Ini Cara India dan Kanada Atasi Masalah Kebocoran Data Pribadi
Kasus kebocoran data tak hanya marak terjadi di Indonesia, melainkan juga sejumlah negara dari berbagai penjuru dunia. Dalam pertemuan Digital Economy Working Group (DEWG) G20 yang keempat di Bali, delegasi dari India dan Kanada membeberkan masing-masing cara untuk mengatasi kebocoran data pribadi di negaranya.
Pertama, memiliki tim pencari kebocoran data. Tim ini merupakan bagian dari Kementerian Elektronik dan Teknologi Informasi India yang bertugas untuk menelusuri kebocoran data di suatu instansi di negara tersebut.
Sama seperti India, Kementerian Komunikasi dan Informatika (Kominfo) juga berkolaborasi dengan sejumlah instansi, seperti Badan Siber dan Sandi Negara (BSSN) dan Polri, untuk menelusuri berbagai kasus kebocoran data di tanah air.
Wakil Sekretaris Kementerian Hubungan Luar Negeri India, Naman Upadhyaya, mengatakan, kasus kebocoran data memang cenderung meningkat semenjak pandemi Covid-19. “Jadi, kami menjadi semakin fokus pada keamanan dunia maya dan kami memiliki ekosistem untuk itu,” ujar Naman di sela-sela pertemuan DEWG yang keempat di Nusa Dua, Bali, Selasa (30/8).
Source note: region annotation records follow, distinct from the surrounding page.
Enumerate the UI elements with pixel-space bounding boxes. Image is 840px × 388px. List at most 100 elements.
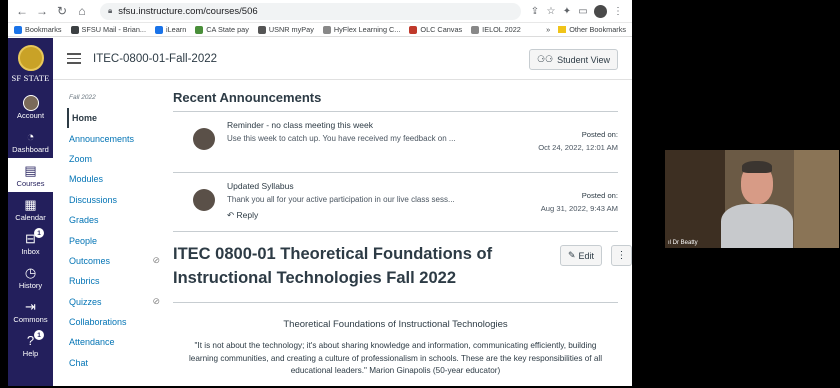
course-nav-quizzes[interactable]: Quizzes ⊘ — [67, 292, 162, 312]
global-nav-dashboard[interactable]: ◔ Dashboard — [8, 124, 53, 158]
star-icon — [14, 25, 22, 34]
reply-icon: ↶ — [227, 210, 235, 220]
bookmark-icon — [471, 25, 480, 34]
global-nav-inbox[interactable]: ⊟ 1 Inbox — [8, 226, 53, 260]
course-nav-collaborations[interactable]: Collaborations — [67, 312, 162, 332]
more-bookmarks-button[interactable]: » — [546, 25, 550, 34]
page-subtitle: Theoretical Foundations of Instructional… — [283, 319, 508, 330]
bookmark-item[interactable]: Bookmarks — [14, 25, 62, 34]
home-icon[interactable]: ⌂ — [74, 3, 90, 19]
announcement-title[interactable]: Updated Syllabus — [227, 181, 455, 191]
global-nav: SF STATE Account ◔ Dashboard ▤ Courses ▦… — [8, 38, 53, 386]
bookmark-item[interactable]: IELOL 2022 — [471, 25, 521, 34]
speaker-hair — [742, 161, 772, 173]
sfsu-logo[interactable]: SF STATE — [8, 38, 53, 90]
edit-button[interactable]: ✎ Edit — [559, 245, 602, 266]
profile-avatar[interactable] — [594, 4, 607, 18]
share-icon[interactable]: ⇪ — [527, 6, 543, 17]
commons-icon: ⇥ — [25, 298, 36, 314]
dashboard-icon: ◔ — [26, 128, 35, 144]
hidden-eye-icon: ⊘ — [152, 255, 160, 266]
course-nav-people[interactable]: People — [67, 230, 162, 250]
global-nav-help[interactable]: ? 1 Help — [8, 328, 53, 362]
author-avatar — [193, 189, 215, 211]
student-view-button[interactable]: ⚆⚆ Student View — [528, 49, 618, 70]
course-nav-rubrics[interactable]: Rubrics — [67, 271, 162, 291]
announcement-date: Posted on: Aug 31, 2022, 9:43 AM — [540, 191, 618, 213]
folder-icon — [558, 26, 567, 33]
seal-icon — [17, 45, 44, 71]
global-nav-commons[interactable]: ⇥ Commons — [8, 294, 53, 328]
star-icon[interactable]: ☆ — [543, 6, 559, 17]
page-title: ITEC 0800-01 Theoretical Foundations of … — [173, 245, 493, 287]
divider — [173, 302, 618, 303]
bookmark-icon — [195, 25, 204, 34]
course-nav: Fall 2022 Home Announcements Zoom Module… — [67, 94, 162, 373]
glasses-icon: ⚆⚆ — [536, 54, 554, 64]
page-content: Recent Announcements Reminder - no class… — [173, 90, 618, 378]
speaker-body — [721, 204, 793, 248]
clock-icon: ◷ — [24, 264, 37, 280]
unread-badge: 1 — [34, 228, 44, 238]
bookmark-icon — [257, 25, 266, 34]
reply-link[interactable]: ↶ Reply — [227, 210, 455, 221]
course-nav-grades[interactable]: Grades — [67, 210, 162, 230]
course-nav-home[interactable]: Home — [67, 108, 162, 129]
bookmark-item[interactable]: CA State pay — [195, 25, 249, 34]
announcement-item[interactable]: Updated Syllabus Thank you all for your … — [173, 173, 618, 232]
mail-icon — [70, 25, 79, 34]
announcement-message: Use this week to catch up. You have rece… — [227, 134, 456, 143]
author-avatar — [193, 128, 215, 150]
browser-window: ← → ↻ ⌂ 🔒︎ sfsu.instructure.com/courses/… — [8, 0, 632, 386]
course-nav-zoom[interactable]: Zoom — [67, 149, 162, 169]
sidepanel-icon[interactable]: ▭ — [575, 6, 591, 17]
participant-name: ıl Dr Beatty — [668, 240, 698, 246]
bookmark-icon — [409, 25, 418, 34]
kebab-icon: ⋮ — [616, 250, 627, 261]
screen: ← → ↻ ⌂ 🔒︎ sfsu.instructure.com/courses/… — [0, 0, 840, 388]
signal-icon: ıl — [668, 240, 671, 246]
menu-icon[interactable]: ⋮ — [610, 6, 626, 17]
main-area: ITEC-0800-01-Fall-2022 ⚆⚆ Student View F… — [53, 38, 632, 386]
more-options-button[interactable]: ⋮ — [611, 245, 632, 266]
global-nav-account[interactable]: Account — [8, 90, 53, 124]
bookmark-icon — [154, 25, 163, 34]
course-nav-announcements[interactable]: Announcements — [67, 128, 162, 148]
announcement-message: Thank you all for your active participat… — [227, 195, 455, 204]
page-quote: "It is not about the technology; it's ab… — [188, 341, 603, 375]
announcement-title[interactable]: Reminder - no class meeting this week — [227, 120, 456, 130]
global-nav-courses[interactable]: ▤ Courses — [8, 158, 53, 192]
bookmark-icon — [322, 25, 331, 34]
hamburger-icon[interactable] — [67, 53, 81, 64]
term-label: Fall 2022 — [69, 94, 96, 101]
help-badge: 1 — [34, 330, 44, 340]
bookmark-item[interactable]: SFSU Mail - Brian... — [70, 25, 146, 34]
course-nav-chat[interactable]: Chat — [67, 353, 162, 373]
bookmark-item[interactable]: USNR myPay — [257, 25, 314, 34]
address-bar[interactable]: 🔒︎ sfsu.instructure.com/courses/506 — [100, 2, 521, 20]
video-background — [794, 150, 839, 248]
bookmark-item[interactable]: HyFlex Learning C... — [322, 25, 400, 34]
announcement-date: Posted on: Oct 24, 2022, 12:01 AM — [538, 130, 618, 152]
canvas-app: SF STATE Account ◔ Dashboard ▤ Courses ▦… — [8, 38, 632, 386]
avatar — [22, 94, 39, 111]
global-nav-history[interactable]: ◷ History — [8, 260, 53, 294]
course-nav-modules[interactable]: Modules — [67, 169, 162, 189]
reload-icon[interactable]: ↻ — [54, 3, 70, 19]
pencil-icon: ✎ — [567, 250, 576, 260]
course-nav-discussions[interactable]: Discussions — [67, 190, 162, 210]
course-nav-attendance[interactable]: Attendance — [67, 332, 162, 352]
bookmark-item[interactable]: OLC Canvas — [409, 25, 462, 34]
hidden-eye-icon: ⊘ — [152, 296, 160, 307]
global-nav-calendar[interactable]: ▦ Calendar — [8, 192, 53, 226]
forward-icon[interactable]: → — [34, 3, 50, 19]
announcement-item[interactable]: Reminder - no class meeting this week Us… — [173, 112, 618, 173]
back-icon[interactable]: ← — [14, 3, 30, 19]
recent-announcements-heading: Recent Announcements — [173, 90, 618, 112]
video-tile: ıl Dr Beatty — [665, 150, 839, 248]
other-bookmarks[interactable]: Other Bookmarks — [569, 25, 626, 34]
bookmark-item[interactable]: iLearn — [154, 25, 186, 34]
course-nav-outcomes[interactable]: Outcomes ⊘ — [67, 251, 162, 271]
breadcrumb[interactable]: ITEC-0800-01-Fall-2022 — [93, 53, 217, 65]
extensions-icon[interactable]: ✦ — [559, 6, 575, 17]
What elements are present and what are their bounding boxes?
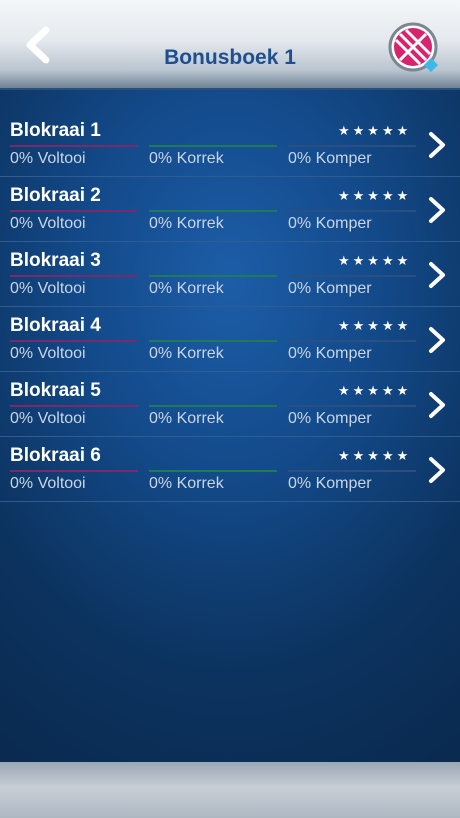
puzzle-title: Blokraai 5 — [10, 380, 101, 401]
voltooi-stat: 0% Voltooi — [10, 215, 86, 232]
chevron-right-icon[interactable] — [426, 325, 448, 355]
korrek-progress-bar — [149, 470, 277, 472]
rating-stars: ★★★★★ — [338, 253, 412, 268]
korrek-stat: 0% Korrek — [149, 150, 224, 167]
list-item[interactable]: Blokraai 5 ★★★★★ 0% Voltooi 0% Korrek 0%… — [0, 372, 460, 437]
komper-progress-bar — [288, 470, 416, 472]
komper-stat: 0% Komper — [288, 215, 372, 232]
korrek-stat: 0% Korrek — [149, 345, 224, 362]
app-logo-icon — [388, 22, 439, 73]
top-bar: Bonusboek 1 — [0, 0, 460, 90]
list-item[interactable]: Blokraai 6 ★★★★★ 0% Voltooi 0% Korrek 0%… — [0, 437, 460, 502]
voltooi-stat: 0% Voltooi — [10, 280, 86, 297]
komper-stat: 0% Komper — [288, 280, 372, 297]
korrek-progress-bar — [149, 210, 277, 212]
puzzle-list: Blokraai 1 ★★★★★ 0% Voltooi 0% Korrek 0%… — [0, 112, 460, 502]
voltooi-progress-bar — [10, 340, 138, 342]
komper-stat: 0% Komper — [288, 150, 372, 167]
voltooi-progress-bar — [10, 210, 138, 212]
voltooi-stat: 0% Voltooi — [10, 345, 86, 362]
chevron-right-icon[interactable] — [426, 390, 448, 420]
komper-progress-bar — [288, 340, 416, 342]
puzzle-title: Blokraai 3 — [10, 250, 101, 271]
bottom-bar — [0, 762, 460, 818]
voltooi-progress-bar — [10, 145, 138, 147]
komper-progress-bar — [288, 210, 416, 212]
rating-stars: ★★★★★ — [338, 188, 412, 203]
komper-stat: 0% Komper — [288, 410, 372, 427]
voltooi-stat: 0% Voltooi — [10, 475, 86, 492]
rating-stars: ★★★★★ — [338, 318, 412, 333]
korrek-progress-bar — [149, 405, 277, 407]
list-item[interactable]: Blokraai 4 ★★★★★ 0% Voltooi 0% Korrek 0%… — [0, 307, 460, 372]
chevron-right-icon[interactable] — [426, 130, 448, 160]
chevron-right-icon[interactable] — [426, 260, 448, 290]
komper-stat: 0% Komper — [288, 475, 372, 492]
komper-stat: 0% Komper — [288, 345, 372, 362]
voltooi-progress-bar — [10, 405, 138, 407]
korrek-stat: 0% Korrek — [149, 280, 224, 297]
korrek-progress-bar — [149, 275, 277, 277]
chevron-right-icon[interactable] — [426, 195, 448, 225]
rating-stars: ★★★★★ — [338, 448, 412, 463]
korrek-stat: 0% Korrek — [149, 215, 224, 232]
komper-progress-bar — [288, 145, 416, 147]
rating-stars: ★★★★★ — [338, 383, 412, 398]
chevron-right-icon[interactable] — [426, 455, 448, 485]
puzzle-title: Blokraai 1 — [10, 120, 101, 141]
list-item[interactable]: Blokraai 2 ★★★★★ 0% Voltooi 0% Korrek 0%… — [0, 177, 460, 242]
komper-progress-bar — [288, 275, 416, 277]
rating-stars: ★★★★★ — [338, 123, 412, 138]
komper-progress-bar — [288, 405, 416, 407]
voltooi-stat: 0% Voltooi — [10, 410, 86, 427]
list-item[interactable]: Blokraai 3 ★★★★★ 0% Voltooi 0% Korrek 0%… — [0, 242, 460, 307]
korrek-stat: 0% Korrek — [149, 475, 224, 492]
puzzle-title: Blokraai 4 — [10, 315, 101, 336]
voltooi-progress-bar — [10, 275, 138, 277]
korrek-progress-bar — [149, 340, 277, 342]
korrek-stat: 0% Korrek — [149, 410, 224, 427]
list-item[interactable]: Blokraai 1 ★★★★★ 0% Voltooi 0% Korrek 0%… — [0, 112, 460, 177]
korrek-progress-bar — [149, 145, 277, 147]
voltooi-stat: 0% Voltooi — [10, 150, 86, 167]
puzzle-title: Blokraai 6 — [10, 445, 101, 466]
puzzle-title: Blokraai 2 — [10, 185, 101, 206]
voltooi-progress-bar — [10, 470, 138, 472]
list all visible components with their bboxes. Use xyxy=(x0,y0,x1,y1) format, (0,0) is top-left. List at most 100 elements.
Kedua, memiliki aturan yang mengatur data pribadi. Dalam hal ini, pemerintah Kanada telah memiliki Undang-Undang Perlindungan Informasi Pribadi dan Dokumen Elektronik (PIPEDA).
Aturan ini mengatur bagaimana perusahaan bisnis mengumpulkan dan menggunakan data pribadi konsumen di Kanada. Regulasi tersebut mulai berlaku sejak tahun 2000, jauh lebih awal dari undang-undang privasi lainnya seperti Regulasi Umum Perlinfungan Data (GDPR) yang berlaku di Uni Eropa sejak 2018.
Direktur Urusan Internasional dan Kebijakan Perdagangan Inovasi, Sains,dan Pengembangan Ekonomi Kanada, Iyad Dakka, mengatakan, regulasi mengenai data pribadi tersebut tak hanya memperkuat perlindungan data pribadi warga negaranya dari kasus kebocoran data pribadi saja. Melainkan juga sebagai fondasi untuk membangun sektor ekonomi digital.
“Kami sudah memiliki kebijakan regulasi yang sangat kuat di Kanada untuk mendorong keamanan data (di negara kami). Jadi kami melanjutkan hal itu (regulasi) sebagai hal yang fundamental bagi kami,” ujar Iyad pada kesempatan yang sama.
Adapun di Indonesia, Rancangan Undang-undang Perlindungan Data Pribadi (RUU PDP) baru akan masuk ke sidang paripurna pada pekan depan. Jika aturan ini sudah disahkan pemerintah, diharapkan dapat membentengi kebocoran data di tanah air.
Anggota Komisi I DPR Muhammad Farhan mengatakan, bahwa pembahasan UU Perlindungan Data Pribadi masuk proses edit gramatikal draf pada hari ini (30/8). “Masuk Tim Perumus dan Sinkronisasi dan harmonisasi, sudah tidak ada hal substantif lagi,” kata Anggota Komisi I DPR Bobby Adhityo Rizaldi kepada Katadata.co.id, Selasa (30/8). “Semoga minggu depan sudah bisa diparipurnakan di DPR.”
Berdasarkan laporan Verizon bertajuk “DBIR: 2022 Data Breach Investigations Report”, terdapat 23.896 insiden kasus kebocoran data di seluruh dunia selama tahun lalu. Di mana sebanyak 5.212 kasus di antaranya merupakan pelanggaran yang dikonfirmasi.
Salah satu sektor yang rawan mengalami kebocoran data menurut laporan Verizon adalah sektor administrasi publik yakni mencapai 11,67%. Diikuti oleh sektor keuangan sebanyak 10,57%.